OKAYAMA (Kyodo) Gaffe-prone former trade minister Takeo Hiranuma, blasting Upper House member Renho for saying that funding should be cut for the government's supercomputer project, brought up the fact that she is a naturalized Japanese.

The staunchly conservative Hiranuma is known for gaffes reflecting his views as a former Liberal Democratic Party heavyweight.

"I don't want to say this, but she is not originally Japanese," Hiranuma, now an independent Lower House member, said in a speech Sunday in the city of Okayama. "She was naturalized, became a Diet member."

Hiranuma was referring to widely reported remarks made in November by Renho, who goes by one name, of the ruling Democratic Party of Japan.

During a debate with bureaucrats, she asked: "Why must (Japan) aim to (develop) the world's No. 1 (supercomputer)? What's wrong with being the world's No. 2?"

The remarks have been broadcast repeatedly on TV as symbolic of the DPJ-led government's efforts to cut wasteful spending.

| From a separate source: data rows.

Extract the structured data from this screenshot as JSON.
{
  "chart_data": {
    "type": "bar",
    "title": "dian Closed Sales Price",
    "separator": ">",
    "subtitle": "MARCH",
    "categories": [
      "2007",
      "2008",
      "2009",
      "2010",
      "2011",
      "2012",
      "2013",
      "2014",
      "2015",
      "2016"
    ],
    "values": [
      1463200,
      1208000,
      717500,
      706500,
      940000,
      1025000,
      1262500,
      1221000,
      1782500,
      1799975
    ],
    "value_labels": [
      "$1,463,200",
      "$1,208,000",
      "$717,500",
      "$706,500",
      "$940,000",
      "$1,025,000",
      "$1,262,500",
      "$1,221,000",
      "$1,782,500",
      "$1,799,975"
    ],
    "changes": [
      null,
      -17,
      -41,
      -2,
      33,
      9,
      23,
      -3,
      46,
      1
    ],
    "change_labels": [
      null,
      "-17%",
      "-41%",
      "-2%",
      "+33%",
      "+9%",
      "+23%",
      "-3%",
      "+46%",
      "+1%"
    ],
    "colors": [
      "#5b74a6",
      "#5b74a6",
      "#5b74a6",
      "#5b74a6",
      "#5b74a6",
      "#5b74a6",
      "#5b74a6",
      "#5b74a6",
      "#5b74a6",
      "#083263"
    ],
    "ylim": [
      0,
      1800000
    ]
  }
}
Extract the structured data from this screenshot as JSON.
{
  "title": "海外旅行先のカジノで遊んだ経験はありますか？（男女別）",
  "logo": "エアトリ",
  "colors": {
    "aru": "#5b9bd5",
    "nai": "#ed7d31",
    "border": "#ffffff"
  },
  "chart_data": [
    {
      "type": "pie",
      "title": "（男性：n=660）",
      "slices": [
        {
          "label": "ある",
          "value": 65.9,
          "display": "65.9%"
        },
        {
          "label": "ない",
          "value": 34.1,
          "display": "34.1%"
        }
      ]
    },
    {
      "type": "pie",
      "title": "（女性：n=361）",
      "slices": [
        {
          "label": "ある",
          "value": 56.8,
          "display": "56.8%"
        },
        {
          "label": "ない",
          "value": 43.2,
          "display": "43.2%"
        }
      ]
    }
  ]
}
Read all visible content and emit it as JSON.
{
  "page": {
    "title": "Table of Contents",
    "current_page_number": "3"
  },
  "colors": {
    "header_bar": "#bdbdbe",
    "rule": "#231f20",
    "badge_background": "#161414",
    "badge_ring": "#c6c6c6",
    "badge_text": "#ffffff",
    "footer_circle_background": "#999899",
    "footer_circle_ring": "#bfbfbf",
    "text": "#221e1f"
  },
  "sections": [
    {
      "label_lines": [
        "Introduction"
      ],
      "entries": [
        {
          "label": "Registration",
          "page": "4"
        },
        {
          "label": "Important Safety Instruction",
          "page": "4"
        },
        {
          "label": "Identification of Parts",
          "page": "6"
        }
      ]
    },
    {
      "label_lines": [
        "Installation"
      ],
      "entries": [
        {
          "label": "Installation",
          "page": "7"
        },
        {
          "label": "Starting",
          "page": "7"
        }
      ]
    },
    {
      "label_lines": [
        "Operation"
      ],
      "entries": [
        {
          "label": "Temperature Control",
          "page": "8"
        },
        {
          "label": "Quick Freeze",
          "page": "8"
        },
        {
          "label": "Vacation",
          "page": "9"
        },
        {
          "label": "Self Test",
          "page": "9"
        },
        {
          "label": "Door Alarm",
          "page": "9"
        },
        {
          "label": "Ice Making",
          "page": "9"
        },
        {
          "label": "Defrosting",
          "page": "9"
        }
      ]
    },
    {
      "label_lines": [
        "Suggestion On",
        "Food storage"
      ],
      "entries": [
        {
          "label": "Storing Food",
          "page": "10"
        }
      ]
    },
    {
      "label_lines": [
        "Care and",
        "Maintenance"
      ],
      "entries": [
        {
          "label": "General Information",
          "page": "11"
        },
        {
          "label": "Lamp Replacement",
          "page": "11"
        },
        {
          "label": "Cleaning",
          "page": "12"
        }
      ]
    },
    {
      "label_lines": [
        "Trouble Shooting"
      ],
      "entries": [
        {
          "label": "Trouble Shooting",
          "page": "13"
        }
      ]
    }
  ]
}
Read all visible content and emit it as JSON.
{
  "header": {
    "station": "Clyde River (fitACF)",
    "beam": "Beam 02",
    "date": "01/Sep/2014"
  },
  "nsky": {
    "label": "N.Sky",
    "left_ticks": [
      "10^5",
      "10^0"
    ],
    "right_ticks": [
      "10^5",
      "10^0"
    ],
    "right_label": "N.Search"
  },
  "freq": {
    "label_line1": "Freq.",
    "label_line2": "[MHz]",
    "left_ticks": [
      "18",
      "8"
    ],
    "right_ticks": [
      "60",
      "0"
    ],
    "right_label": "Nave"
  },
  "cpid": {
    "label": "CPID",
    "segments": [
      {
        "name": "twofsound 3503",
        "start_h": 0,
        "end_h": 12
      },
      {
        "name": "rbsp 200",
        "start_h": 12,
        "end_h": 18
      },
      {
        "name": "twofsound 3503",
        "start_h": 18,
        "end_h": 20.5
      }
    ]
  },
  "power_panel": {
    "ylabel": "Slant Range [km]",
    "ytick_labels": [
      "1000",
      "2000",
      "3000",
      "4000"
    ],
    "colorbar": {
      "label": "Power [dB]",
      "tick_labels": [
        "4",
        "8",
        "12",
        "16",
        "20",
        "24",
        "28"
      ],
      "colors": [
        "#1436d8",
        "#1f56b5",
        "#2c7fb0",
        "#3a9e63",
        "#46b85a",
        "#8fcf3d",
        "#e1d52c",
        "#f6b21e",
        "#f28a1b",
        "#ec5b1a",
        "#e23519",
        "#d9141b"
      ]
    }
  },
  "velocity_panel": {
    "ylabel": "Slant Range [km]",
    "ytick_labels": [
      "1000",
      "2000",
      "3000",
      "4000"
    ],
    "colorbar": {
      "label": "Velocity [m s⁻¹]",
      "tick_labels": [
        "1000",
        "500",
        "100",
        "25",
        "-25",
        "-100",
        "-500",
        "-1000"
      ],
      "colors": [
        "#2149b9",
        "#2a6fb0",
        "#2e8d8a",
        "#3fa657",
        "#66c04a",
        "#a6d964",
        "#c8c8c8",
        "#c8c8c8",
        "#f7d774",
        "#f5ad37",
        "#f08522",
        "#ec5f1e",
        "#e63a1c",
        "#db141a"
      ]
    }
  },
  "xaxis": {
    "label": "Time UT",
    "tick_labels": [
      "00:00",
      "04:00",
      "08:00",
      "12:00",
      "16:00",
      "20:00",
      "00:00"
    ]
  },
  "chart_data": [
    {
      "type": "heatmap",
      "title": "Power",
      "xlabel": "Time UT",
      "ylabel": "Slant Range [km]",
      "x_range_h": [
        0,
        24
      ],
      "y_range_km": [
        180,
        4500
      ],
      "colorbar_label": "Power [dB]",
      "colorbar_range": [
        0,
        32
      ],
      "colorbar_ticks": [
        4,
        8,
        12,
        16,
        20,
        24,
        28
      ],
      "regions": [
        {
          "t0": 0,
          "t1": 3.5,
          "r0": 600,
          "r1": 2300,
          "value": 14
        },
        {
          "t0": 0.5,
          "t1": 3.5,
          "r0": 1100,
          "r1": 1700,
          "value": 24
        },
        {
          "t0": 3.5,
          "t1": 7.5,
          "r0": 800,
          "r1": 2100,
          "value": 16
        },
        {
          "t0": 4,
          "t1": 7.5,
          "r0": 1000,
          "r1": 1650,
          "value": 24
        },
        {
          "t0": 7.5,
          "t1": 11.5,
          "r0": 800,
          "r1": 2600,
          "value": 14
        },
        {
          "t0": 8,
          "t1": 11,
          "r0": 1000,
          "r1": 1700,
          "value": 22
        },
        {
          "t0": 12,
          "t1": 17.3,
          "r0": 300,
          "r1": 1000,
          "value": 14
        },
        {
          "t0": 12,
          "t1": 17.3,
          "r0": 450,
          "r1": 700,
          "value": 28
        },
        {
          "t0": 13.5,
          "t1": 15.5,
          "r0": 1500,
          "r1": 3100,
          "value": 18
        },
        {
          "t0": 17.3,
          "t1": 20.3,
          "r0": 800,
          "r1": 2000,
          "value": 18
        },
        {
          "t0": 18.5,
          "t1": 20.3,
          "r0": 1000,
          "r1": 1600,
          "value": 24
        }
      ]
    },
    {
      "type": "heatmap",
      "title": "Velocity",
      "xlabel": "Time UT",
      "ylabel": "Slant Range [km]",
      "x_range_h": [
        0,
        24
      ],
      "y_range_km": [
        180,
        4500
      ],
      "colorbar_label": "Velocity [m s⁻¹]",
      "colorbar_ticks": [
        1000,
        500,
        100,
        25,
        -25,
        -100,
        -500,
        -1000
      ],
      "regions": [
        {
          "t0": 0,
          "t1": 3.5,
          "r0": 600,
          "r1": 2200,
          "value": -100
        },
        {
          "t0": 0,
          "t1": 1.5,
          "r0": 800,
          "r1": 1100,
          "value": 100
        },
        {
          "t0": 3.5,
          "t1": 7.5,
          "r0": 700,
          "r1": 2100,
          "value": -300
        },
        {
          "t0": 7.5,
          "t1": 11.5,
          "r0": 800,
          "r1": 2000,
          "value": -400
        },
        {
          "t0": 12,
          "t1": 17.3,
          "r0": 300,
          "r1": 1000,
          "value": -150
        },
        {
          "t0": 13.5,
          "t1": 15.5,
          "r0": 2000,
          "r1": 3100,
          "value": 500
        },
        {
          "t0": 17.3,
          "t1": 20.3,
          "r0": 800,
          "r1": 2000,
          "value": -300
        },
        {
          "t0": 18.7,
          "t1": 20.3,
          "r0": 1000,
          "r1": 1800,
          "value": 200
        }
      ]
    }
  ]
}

Her remarks were "not appropriate for a politician," Hiranuma said, adding that Japan, as a country aiming to be a science technology power, "must have the budget for (developing) the world's No. 1 (supercomputer)."

He later told reporters he did not intend to say anything discriminatory and what he meant was that politicians should not engage in "sensational politics that ring the bell with TV broadcasters."

According to Renho's Web site, she was born in 1967 to a Taiwanese father and a Japanese mother and switched her citizenship from Taiwanese to Japanese in 1985.